Soviet sub leaves Zeebrugge after 23 years as museum attraction

Soviet sub leaves Zeebrugge after 23 years as museum attraction

After more than 20 years, the former Soviet submarine B-143 Foxtrot has left its berth in the port of Zeebrugge, heading for the breaker’s yard in Ghent.

Foxtrot was constructed in 1967, during the presidency of Leonid Brezhnev, and spent its active career carrying out surveillance on Nato naval exercises for the Soviet navy. After the break-up of the Soviet Union, the sub travelled from St, Petersburg to Zeebrugge, where it has been moored at the Prince Albert dock ever since.

The submarine has been a major attraction at the Seafront maritime museum and theme park. At one point the museum wanted to build a dry dock for Foxtrot, to allow essential maintenance to be carried out which is otherwise impossible while the ship is in the water.

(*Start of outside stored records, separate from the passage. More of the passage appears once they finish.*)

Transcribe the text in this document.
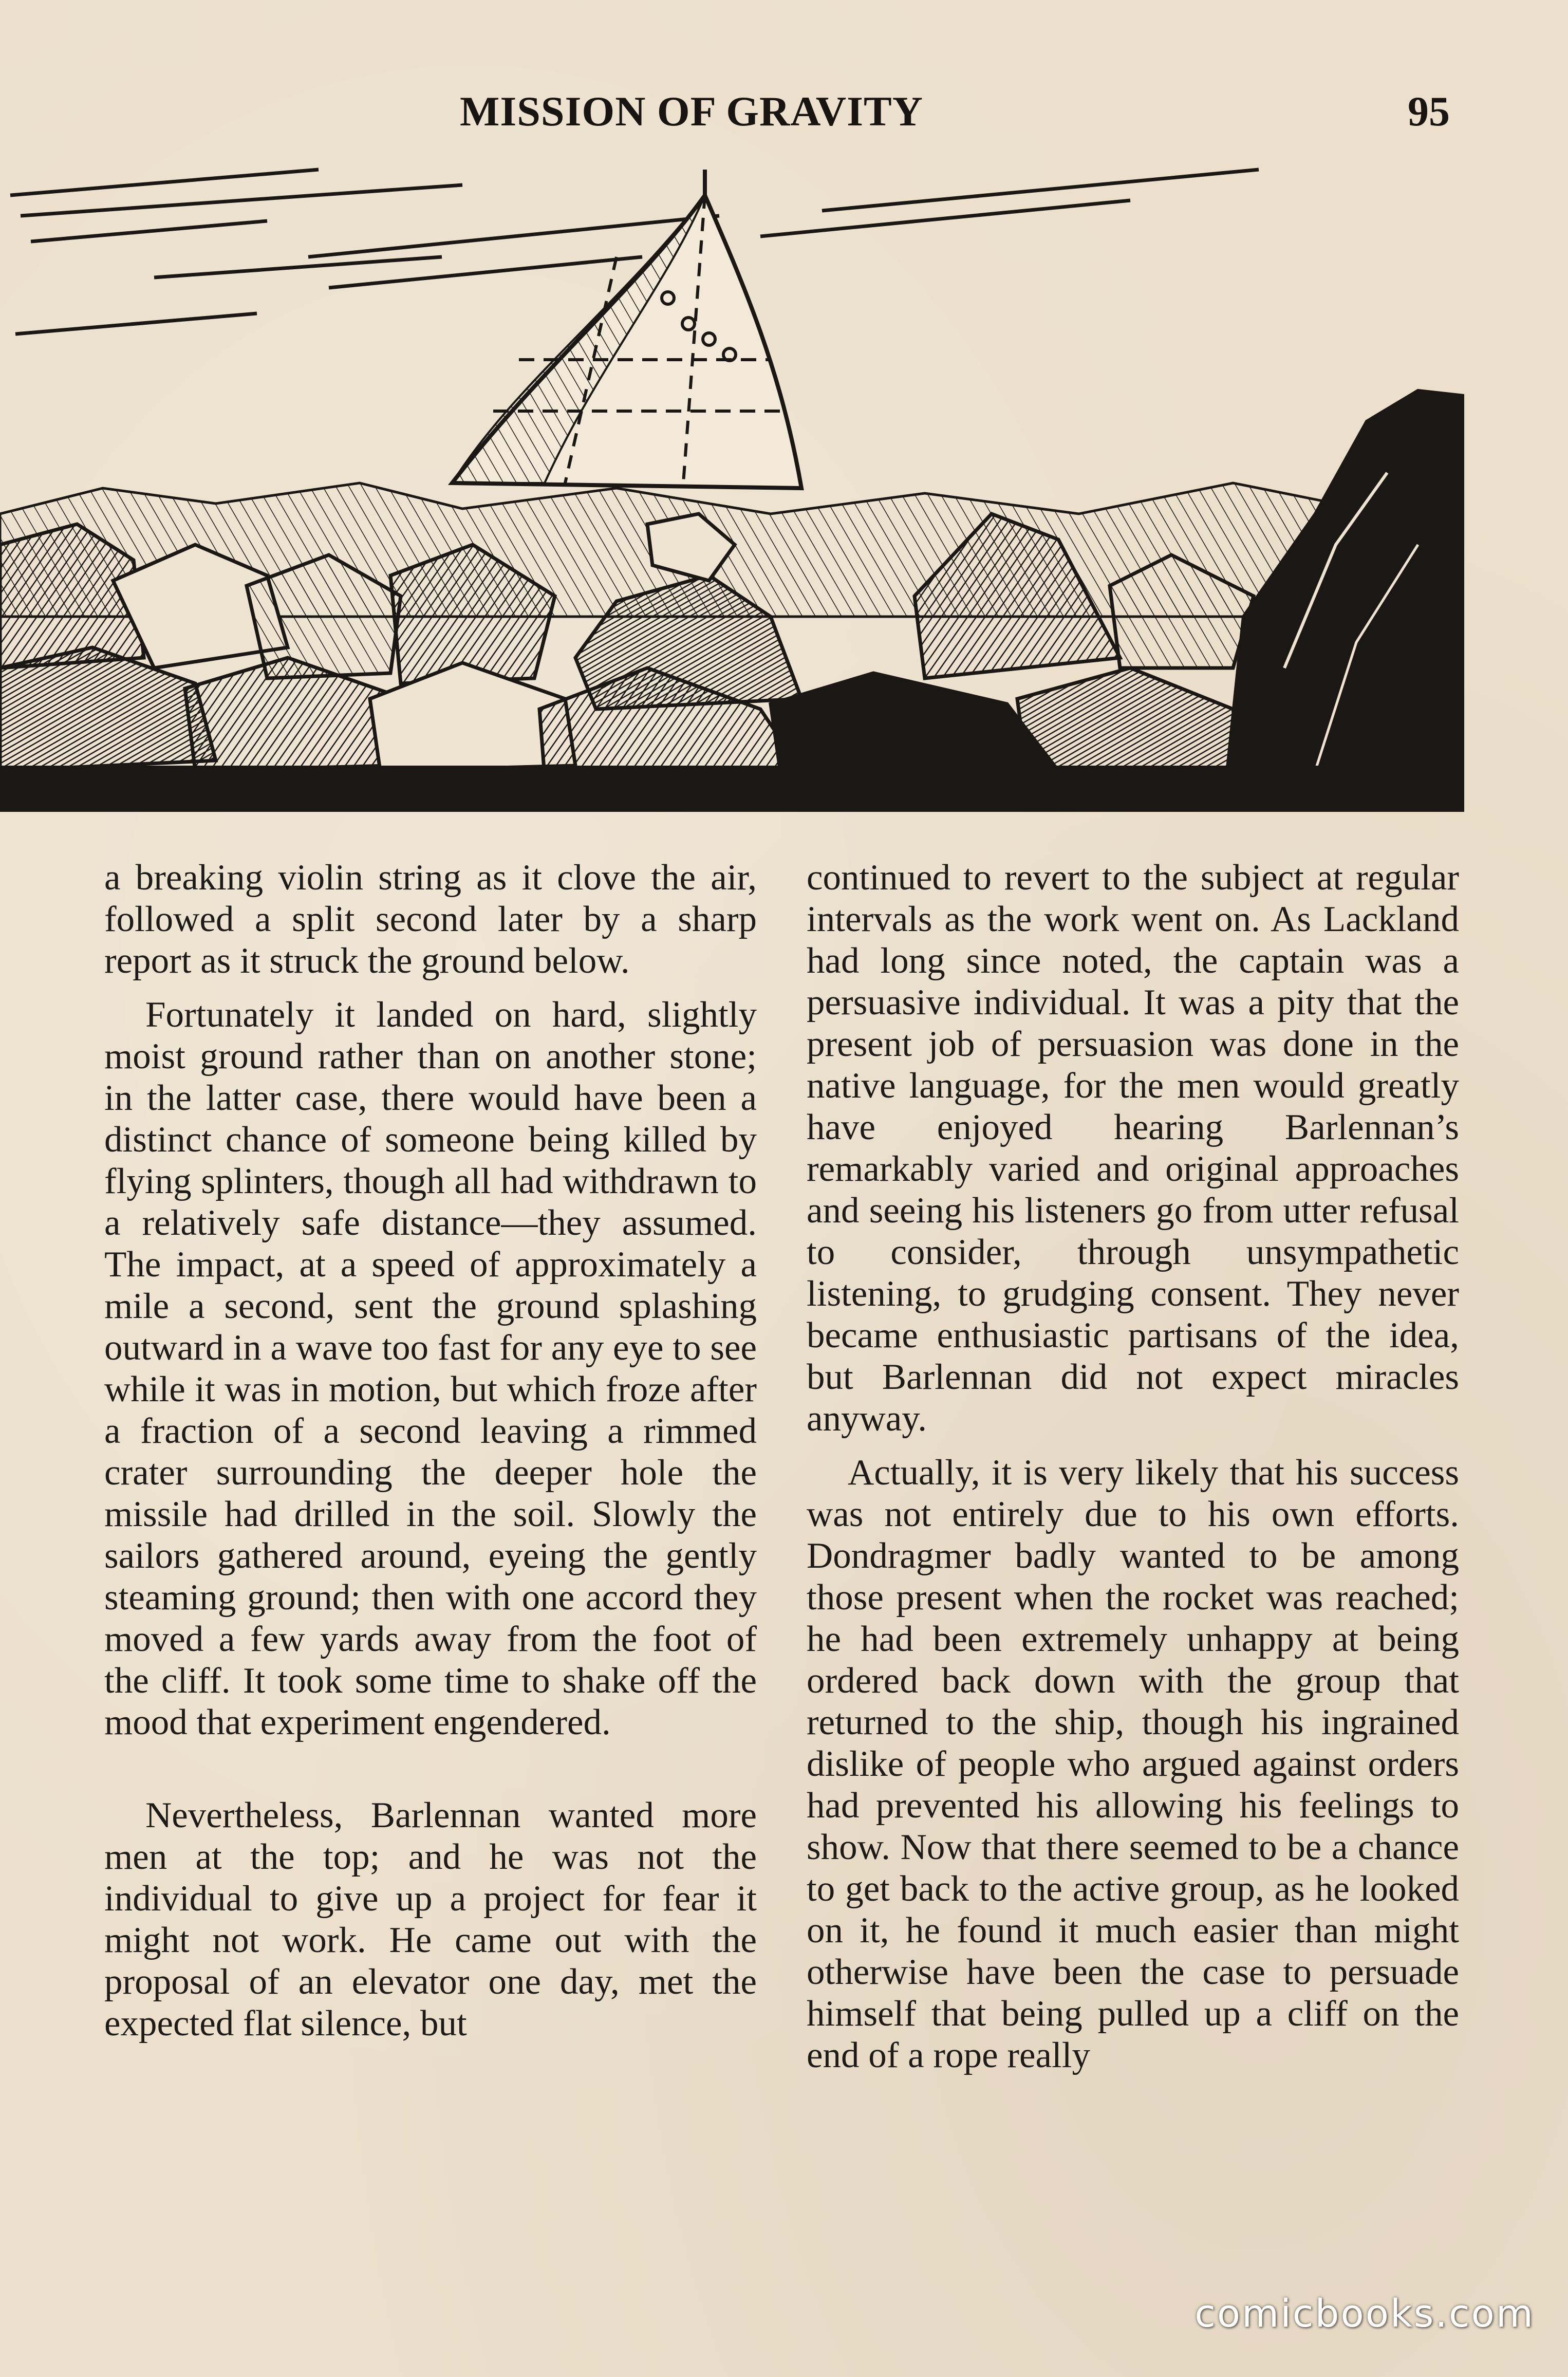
MISSION OF GRAVITY	95

a breaking violin string as it clove the air, followed a split second later by a sharp report as it struck the ground below.

Fortunately it landed on hard, slightly moist ground rather than on another stone; in the latter case, there would have been a distinct chance of someone being killed by flying splinters, though all had withdrawn to a relatively safe distance—they assumed. The impact, at a speed of approximately a mile a second, sent the ground splashing outward in a wave too fast for any eye to see while it was in motion, but which froze after a fraction of a second leaving a rimmed crater surrounding the deeper hole the missile had drilled in the soil. Slowly the sailors gathered around, eyeing the gently steaming ground; then with one accord they moved a few yards away from the foot of the cliff. It took some time to shake off the mood that experiment engendered.

Nevertheless, Barlennan wanted more men at the top; and he was not the individual to give up a project for fear it might not work. He came out with the proposal of an elevator one day, met the expected flat silence, but

continued to revert to the subject at regular intervals as the work went on. As Lackland had long since noted, the captain was a persuasive individual. It was a pity that the present job of persuasion was done in the native language, for the men would greatly have enjoyed hearing Barlennan’s remarkably varied and original approaches and seeing his listeners go from utter refusal to consider, through unsympathetic listening, to grudging consent. They never became enthusiastic partisans of the idea, but Barlennan did not expect miracles anyway.

Actually, it is very likely that his success was not entirely due to his own efforts. Dondragmer badly wanted to be among those present when the rocket was reached; he had been extremely unhappy at being ordered back down with the group that returned to the ship, though his ingrained dislike of people who argued against orders had prevented his allowing his feelings to show. Now that there seemed to be a chance to get back to the active group, as he looked on it, he found it much easier than might otherwise have been the case to persuade himself that being pulled up a cliff on the end of a rope really

comicbooks.com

But the city of Bruges found the construction of a dry dock – as well as the alternative solution of lifting the ship out of the water onto the dock – to be too expensive, and from then Foxtrot’s days were numbered.

In the year since then, Seafront has undergone a thorough makeover, with the loss of Foxtrot in view. This week the sub was towed out of Zeebrugge on its way to the yard of Galloo, a company the recycles material including metals, in the port of Ghent. Foxtrot will first have to navigate the open sea to Vlissingen, then take the Scheldt to the Terneuzen-Ghent canal before turning towards Ghent.

It was a major operation,” explained Sofie Pieters of Seafront to VRT News. “A lot of parties were involved. We had to wait for high water for the necessary depth we needed, but in the end it all went very smoothly.” The theme park has still to decide what new major attraction if any will take Foxtrot’s place.